No Net

“The right leaders feel a sense of urgency in good times and bad, whether facing threat or opportunity, no matter what.” – Author Jim Collins, “How the Mighty Fall”

Everyone has their theories, but my take is that a leader must work at being uncomfortable at all times. Seriously.  Good leaders walk the tightrope in order to push their teams outside of their comfort zones. It’s the only way to push growth. Changing guest culture, advances in technology, and competitors nipping at your heels adds to this sentiment. At Dickey’s, we live on the edge and eat apprehension for breakfast.  Because if you are aren’t living on the edge, you’re taking up too much space.

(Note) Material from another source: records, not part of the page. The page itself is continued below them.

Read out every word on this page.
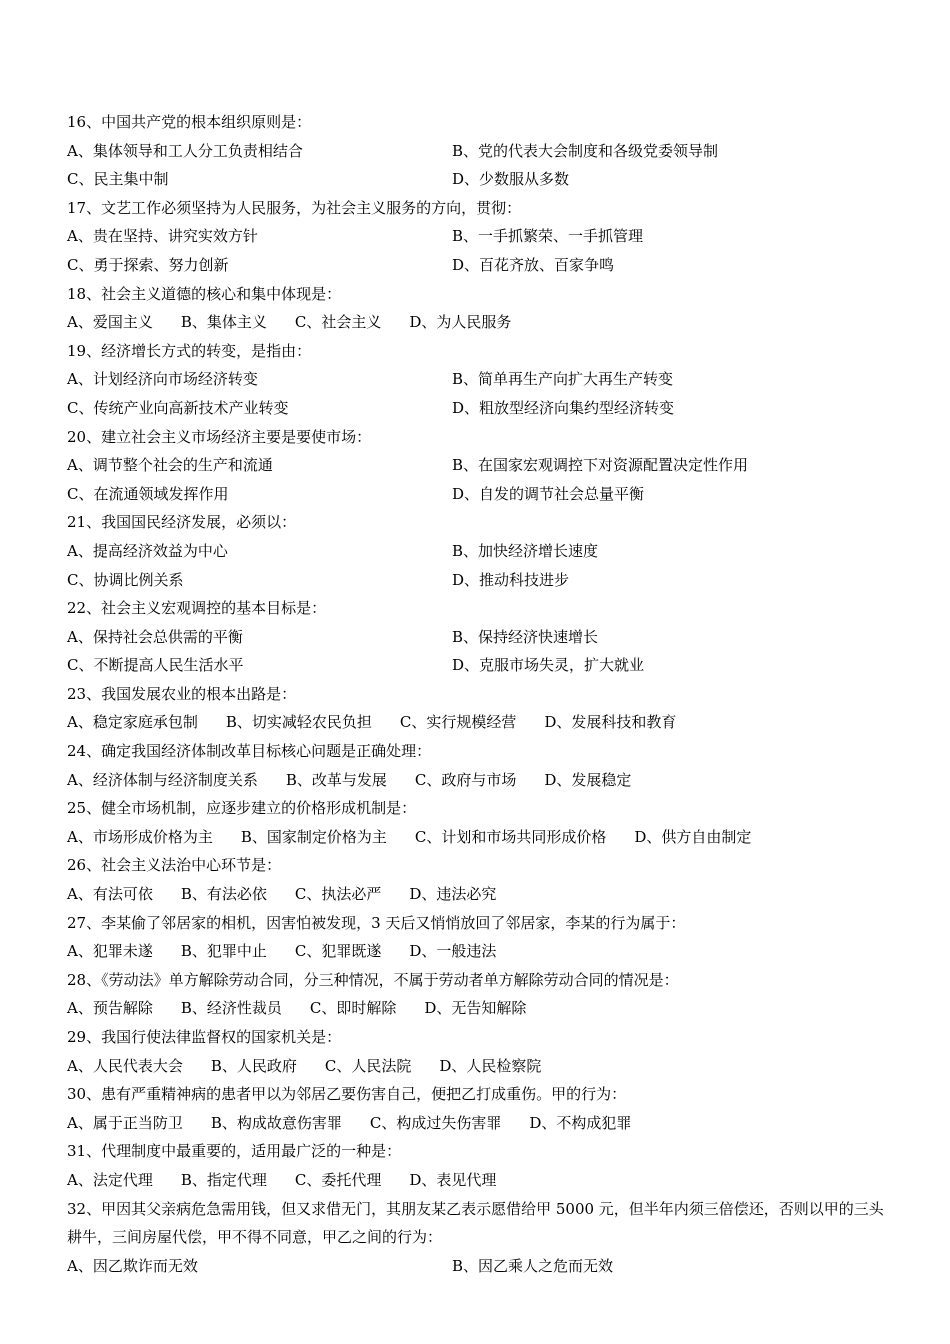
16、中国共产党的根本组织原则是：
A、集体领导和工人分工负责相结合	B、党的代表大会制度和各级党委领导制
C、民主集中制	D、少数服从多数
17、文艺工作必须坚持为人民服务，为社会主义服务的方向，贯彻：
A、贵在坚持、讲究实效方针	B、一手抓繁荣、一手抓管理
C、勇于探索、努力创新	D、百花齐放、百家争鸣
18、社会主义道德的核心和集中体现是：
A、爱国主义 B、集体主义 C、社会主义 D、为人民服务
19、经济增长方式的转变，是指由：
A、计划经济向市场经济转变	B、简单再生产向扩大再生产转变
C、传统产业向高新技术产业转变	D、粗放型经济向集约型经济转变
20、建立社会主义市场经济主要是要使市场：
A、调节整个社会的生产和流通	B、在国家宏观调控下对资源配置决定性作用
C、在流通领域发挥作用	D、自发的调节社会总量平衡
21、我国国民经济发展，必须以：
A、提高经济效益为中心	B、加快经济增长速度
C、协调比例关系	D、推动科技进步
22、社会主义宏观调控的基本目标是：
A、保持社会总供需的平衡	B、保持经济快速增长
C、不断提高人民生活水平	D、克服市场失灵，扩大就业
23、我国发展农业的根本出路是：
A、稳定家庭承包制 B、切实减轻农民负担 C、实行规模经营 D、发展科技和教育
24、确定我国经济体制改革目标核心问题是正确处理：
A、经济体制与经济制度关系 B、改革与发展 C、政府与市场 D、发展稳定
25、健全市场机制，应逐步建立的价格形成机制是：
A、市场形成价格为主 B、国家制定价格为主 C、计划和市场共同形成价格 D、供方自由制定
26、社会主义法治中心环节是：
A、有法可依 B、有法必依 C、执法必严 D、违法必究
27、李某偷了邻居家的相机，因害怕被发现，3 天后又悄悄放回了邻居家，李某的行为属于：
A、犯罪未遂 B、犯罪中止 C、犯罪既遂 D、一般违法
28、《劳动法》单方解除劳动合同，分三种情况，不属于劳动者单方解除劳动合同的情况是：
A、预告解除 B、经济性裁员 C、即时解除 D、无告知解除
29、我国行使法律监督权的国家机关是：
A、人民代表大会 B、人民政府 C、人民法院 D、人民检察院
30、患有严重精神病的患者甲以为邻居乙要伤害自己，便把乙打成重伤。甲的行为：
A、属于正当防卫 B、构成故意伤害罪 C、构成过失伤害罪 D、不构成犯罪
31、代理制度中最重要的，适用最广泛的一种是：
A、法定代理 B、指定代理 C、委托代理 D、表见代理
32、甲因其父亲病危急需用钱，但又求借无门，其朋友某乙表示愿借给甲 5000 元，但半年内须三倍偿还，否则以甲的三头耕牛，三间房屋代偿，甲不得不同意，甲乙之间的行为：
A、因乙欺诈而无效	B、因乙乘人之危而无效
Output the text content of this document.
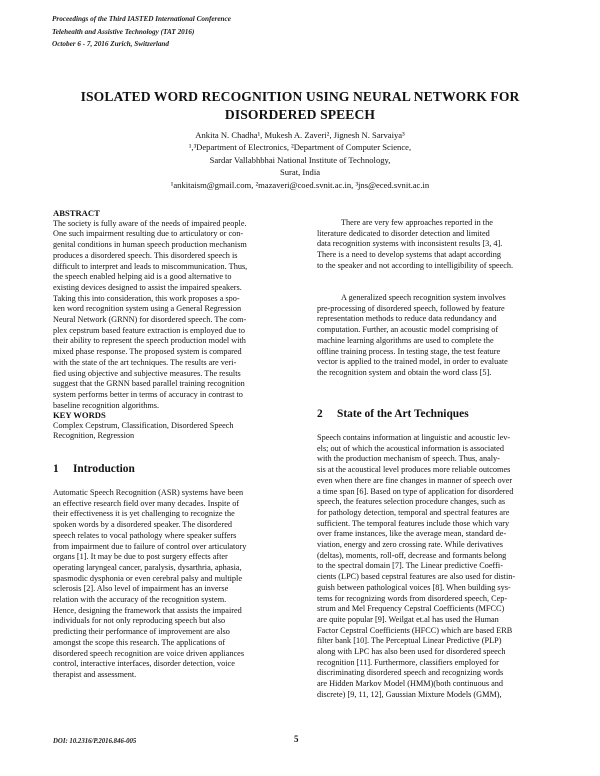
Proceedings of the Third IASTED International Conference
Telehealth and Assistive Technology (TAT 2016)
October 6 - 7, 2016 Zurich, Switzerland
ISOLATED WORD RECOGNITION USING NEURAL NETWORK FOR
DISORDERED SPEECH
Ankita N. Chadha¹, Mukesh A. Zaveri², Jignesh N. Sarvaiya³
¹,³Department of Electronics, ²Department of Computer Science,
Sardar Vallabhbhai National Institute of Technology,
Surat, India
¹ankitaism@gmail.com, ²mazaveri@coed.svnit.ac.in, ³jns@eced.svnit.ac.in
ABSTRACT

The society is fully aware of the needs of impaired people.
One such impairment resulting due to articulatory or con-
genital conditions in human speech production mechanism
produces a disordered speech. This disordered speech is
difficult to interpret and leads to miscommunication. Thus,
the speech enabled helping aid is a good alternative to
existing devices designed to assist the impaired speakers.
Taking this into consideration, this work proposes a spo-
ken word recognition system using a General Regression
Neural Network (GRNN) for disordered speech. The com-
plex cepstrum based feature extraction is employed due to
their ability to represent the speech production model with
mixed phase response. The proposed system is compared
with the state of the art techniques. The results are veri-
fied using objective and subjective measures. The results
suggest that the GRNN based parallel training recognition
system performs better in terms of accuracy in contrast to
baseline recognition algorithms.

KEY WORDS

Complex Cepstrum, Classification, Disordered Speech
Recognition, Regression

1 Introduction

Automatic Speech Recognition (ASR) systems have been
an effective research field over many decades. Inspite of
their effectiveness it is yet challenging to recognize the
spoken words by a disordered speaker. The disordered
speech relates to vocal pathology where speaker suffers
from impairment due to failure of control over articulatory
organs [1]. It may be due to post surgery effects after
operating laryngeal cancer, paralysis, dysarthria, aphasia,
spasmodic dysphonia or even cerebral palsy and multiple
sclerosis [2]. Also level of impairment has an inverse
relation with the accuracy of the recognition system.
Hence, designing the framework that assists the impaired
individuals for not only reproducing speech but also
predicting their performance of improvement are also
amongst the scope this research. The applications of
disordered speech recognition are voice driven appliances
control, interactive interfaces, disorder detection, voice
therapist and assessment.

There are very few approaches reported in the
literature dedicated to disorder detection and limited
data recognition systems with inconsistent results [3, 4].
There is a need to develop systems that adapt according
to the speaker and not according to intelligibility of speech.

A generalized speech recognition system involves
pre-processing of disordered speech, followed by feature
representation methods to reduce data redundancy and
computation. Further, an acoustic model comprising of
machine learning algorithms are used to complete the
offline training process. In testing stage, the test feature
vector is applied to the trained model, in order to evaluate
the recognition system and obtain the word class [5].

2 State of the Art Techniques

Speech contains information at linguistic and acoustic lev-
els; out of which the acoustical information is associated
with the production mechanism of speech. Thus, analy-
sis at the acoustical level produces more reliable outcomes
even when there are fine changes in manner of speech over
a time span [6]. Based on type of application for disordered
speech, the features selection procedure changes, such as
for pathology detection, temporal and spectral features are
sufficient. The temporal features include those which vary
over frame instances, like the average mean, standard de-
viation, energy and zero crossing rate. While derivatives
(deltas), moments, roll-off, decrease and formants belong
to the spectral domain [7]. The Linear predictive Coeffi-
cients (LPC) based cepstral features are also used for distin-
guish between pathological voices [8]. When building sys-
tems for recognizing words from disordered speech, Cep-
strum and Mel Frequency Cepstral Coefficients (MFCC)
are quite popular [9]. Weilgat et.al has used the Human
Factor Cepstral Coefficients (HFCC) which are based ERB
filter bank [10]. The Perceptual Linear Predictive (PLP)
along with LPC has also been used for disordered speech
recognition [11]. Furthermore, classifiers employed for
discriminating disordered speech and recognizing words
are Hidden Markov Model (HMM)(both continuous and
discrete) [9, 11, 12], Gaussian Mixture Models (GMM),

DOI: 10.2316/P.2016.846-005	5
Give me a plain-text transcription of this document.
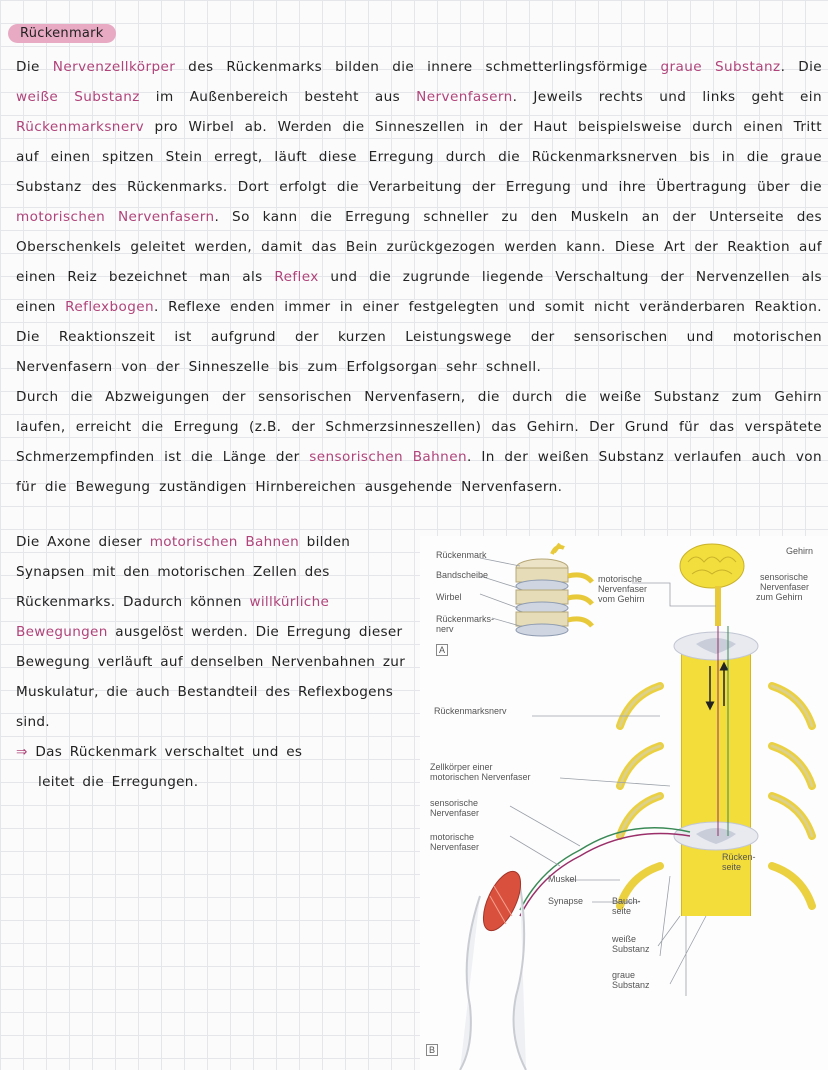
Rückenmark

Die Nervenzellkörper des Rückenmarks bilden die innere schmetterlingsförmige graue Substanz. Die weiße Substanz im Außenbereich besteht aus Nervenfasern. Jeweils rechts und links geht ein Rückenmarksnerv pro Wirbel ab. Werden die Sinneszellen in der Haut beispielsweise durch einen Tritt auf einen spitzen Stein erregt, läuft diese Erregung durch die Rückenmarksnerven bis in die graue Substanz des Rückenmarks. Dort erfolgt die Verarbeitung der Erregung und ihre Übertragung über die motorischen Nervenfasern. So kann die Erregung schneller zu den Muskeln an der Unterseite des Oberschenkels geleitet werden, damit das Bein zurückgezogen werden kann. Diese Art der Reaktion auf einen Reiz bezeichnet man als Reflex und die zugrunde liegende Verschaltung der Nervenzellen als einen Reflexbogen. Reflexe enden immer in einer festgelegten und somit nicht veränderbaren Reaktion. Die Reaktionszeit ist aufgrund der kurzen Leistungswege der sensorischen und motorischen Nervenfasern von der Sinneszelle bis zum Erfolgsorgan sehr schnell.

Durch die Abzweigungen der sensorischen Nervenfasern, die durch die weiße Substanz zum Gehirn laufen, erreicht die Erregung (z.B. der Schmerzsinneszellen) das Gehirn. Der Grund für das verspätete Schmerzempfinden ist die Länge der sensorischen Bahnen. In der weißen Substanz verlaufen auch von für die Bewegung zuständigen Hirnbereichen ausgehende Nervenfasern.

Die Axone dieser motorischen Bahnen bilden Synapsen mit den motorischen Zellen des Rückenmarks. Dadurch können willkürliche Bewegungen ausgelöst werden. Die Erregung dieser Bewegung verläuft auf denselben Nervenbahnen zur Muskulatur, die auch Bestandteil des Reflexbogens sind.

⇒ Das Rückenmark verschaltet und es
leitet die Erregungen.

Rückenmark
Bandscheibe
Wirbel
Rückenmarks-
nerv
A
motorische
Nervenfaser
vom Gehirn
Gehirn
sensorische
Nervenfaser
zum Gehirn
Rückenmarksnerv
Zellkörper einer
motorischen Nervenfaser
sensorische
Nervenfaser
motorische
Nervenfaser
Muskel
Synapse	Bauch-
seite
weiße
Substanz
graue
Substanz
Rücken-
seite
B
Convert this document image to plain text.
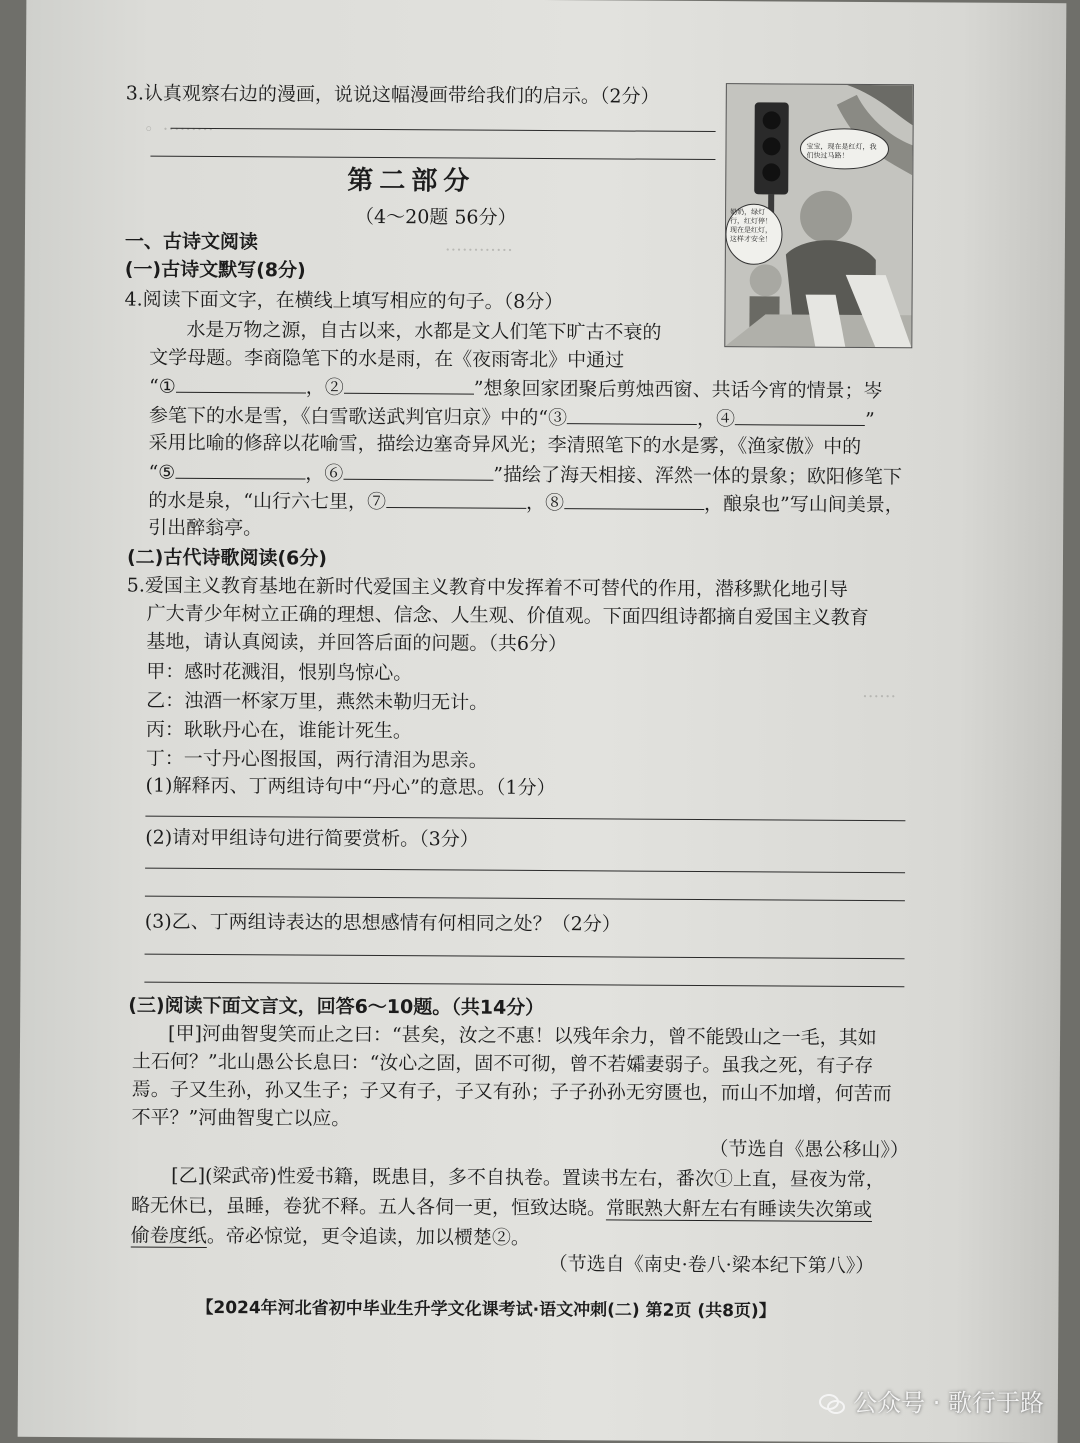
。………
…………
……
3.认真观察右边的漫画，说说这幅漫画带给我们的启示。（2分）
宝宝，现在是红灯，我们快过马路！
奶奶，绿灯行，红灯停！现在是红灯，这样才安全！
第二部分
（4～20题 56分）
一、古诗文阅读
(一)古诗文默写(8分)
4.阅读下面文字，在横线上填写相应的句子。（8分）
水是万物之源，自古以来，水都是文人们笔下旷古不衰的
文学母题。李商隐笔下的水是雨，在《夜雨寄北》中通过
“①	，②	”想象回家团聚后剪烛西窗、共话今宵的情景；岑
参笔下的水是雪，《白雪歌送武判官归京》中的“③	，④	”
采用比喻的修辞以花喻雪，描绘边塞奇异风光；李清照笔下的水是雾，《渔家傲》中的
“⑤	，⑥	”描绘了海天相接、浑然一体的景象；欧阳修笔下
的水是泉，“山行六七里，⑦	，⑧	，酿泉也”写山间美景，
引出醉翁亭。
(二)古代诗歌阅读(6分)
5.爱国主义教育基地在新时代爱国主义教育中发挥着不可替代的作用，潜移默化地引导
广大青少年树立正确的理想、信念、人生观、价值观。下面四组诗都摘自爱国主义教育
基地，请认真阅读，并回答后面的问题。（共6分）
甲：感时花溅泪，恨别鸟惊心。
乙：浊酒一杯家万里，燕然未勒归无计。
丙：耿耿丹心在，谁能计死生。
丁：一寸丹心图报国，两行清泪为思亲。
(1)解释丙、丁两组诗句中“丹心”的意思。（1分）
(2)请对甲组诗句进行简要赏析。（3分）
(3)乙、丁两组诗表达的思想感情有何相同之处？（2分）
(三)阅读下面文言文，回答6～10题。（共14分）
[甲]河曲智叟笑而止之曰：“甚矣，汝之不惠！以残年余力，曾不能毁山之一毛，其如
土石何？”北山愚公长息曰：“汝心之固，固不可彻，曾不若孀妻弱子。虽我之死，有子存
焉。子又生孙，孙又生子；子又有子，子又有孙；子子孙孙无穷匮也，而山不加增，何苦而
不平？”河曲智叟亡以应。
（节选自《愚公移山》）
[乙](梁武帝)性爱书籍，既患目，多不自执卷。置读书左右，番次①上直，昼夜为常，
略无休已，虽睡，卷犹不释。五人各伺一更，恒致达晓。常眠熟大鼾左右有睡读失次第或
偷卷度纸。帝必惊觉，更令追读，加以槚楚②。
（节选自《南史·卷八·梁本纪下第八》）
【2024年河北省初中毕业生升学文化课考试·语文冲刺(二) 第2页 (共8页)】
公众号 · 歌行于路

In today’s volatile business climate, it’s natural for leaders to seek a sense of security. In his book How the Mighty Fall, Jim Collins introduces five tripwires that trigger a leader’s (and their company’s) demise. Two of them – “hubris born of success” and “denial of risk and peril” – strongly underscore the comfort zone that leaders can fall prey to, and sometimes even seek out themselves. But, I say lose the safety net and look for ways to use that adrenaline rush to build something beyond compare. Pitfalls to avoid:

  •  Complacency – When the desire to grow or become better wanes, your guard is let down. The drive to develop people, advance goals, and push limits dies and stagnation sets in. Don’t do it.
  •   Comfort Zone – The greatest successes have almost always been born out of necessity.  The phrase “Necessity is the mother of invention” and its kin “Frustration is the father of progress” are pretty spot on. Comfort zones don’t afford you the vision to see what needs to be done, they only show you what needs to be maintained. Comfort zones are for sissies.
  •  Lack of Transparency – By staying comfortable, one tends to “hole up” and not be in the public view. When you’re out in public, you’re more readily seen for who you are and what you do. When a leader is “holed up” they can hide their tracks and cover their trails in order to keep their status but how motivating is secrecy?
  • Accountability Lapse – In tandem with transparency, leaders who do not make themselves uncomfortable will not allow themselves to be held accountable either. They will not build processes in their organization that a keep them sharp and on their game. No accountability, no chance for them to be moved (forward) but more chances for them to be removed.
  • No Sense of Urgency – Firefighters have determination when a fire is blazing – they have to. But it only comes after countless hours of hard drills and training to ensure that urgency is there at any given moment. A leader who seeks comfort will not develop themselves to be ready for the changing business climate, and soon will cease to be an effective and relevant leader. Your team should always be on fire and good leaders fan the flame.
  • No Momentum to Overcome Inertia – Leaders who are uncomfortable will always keep things moving. This enables their organizations to easily turn on a dime to respond to (or be ahead of) trends in their industries. A leader who stagnates needs a large amount of effort – mostly external – to get themselves and their teams moving. By the time they do, it is usually too late.

Being uncomfortable is not in our nature. We crave stability, security, and rest at certain times. I’m all for kicking back with a cold one after a tough day but I never become comfortable. Pushing past security with a sense of urgency is a vital mindset that all great leaders must adopt in order to grow, influence, and achieve any lasting success. And at the end of the day, after the tigers have been tamed, the results are worth the rush.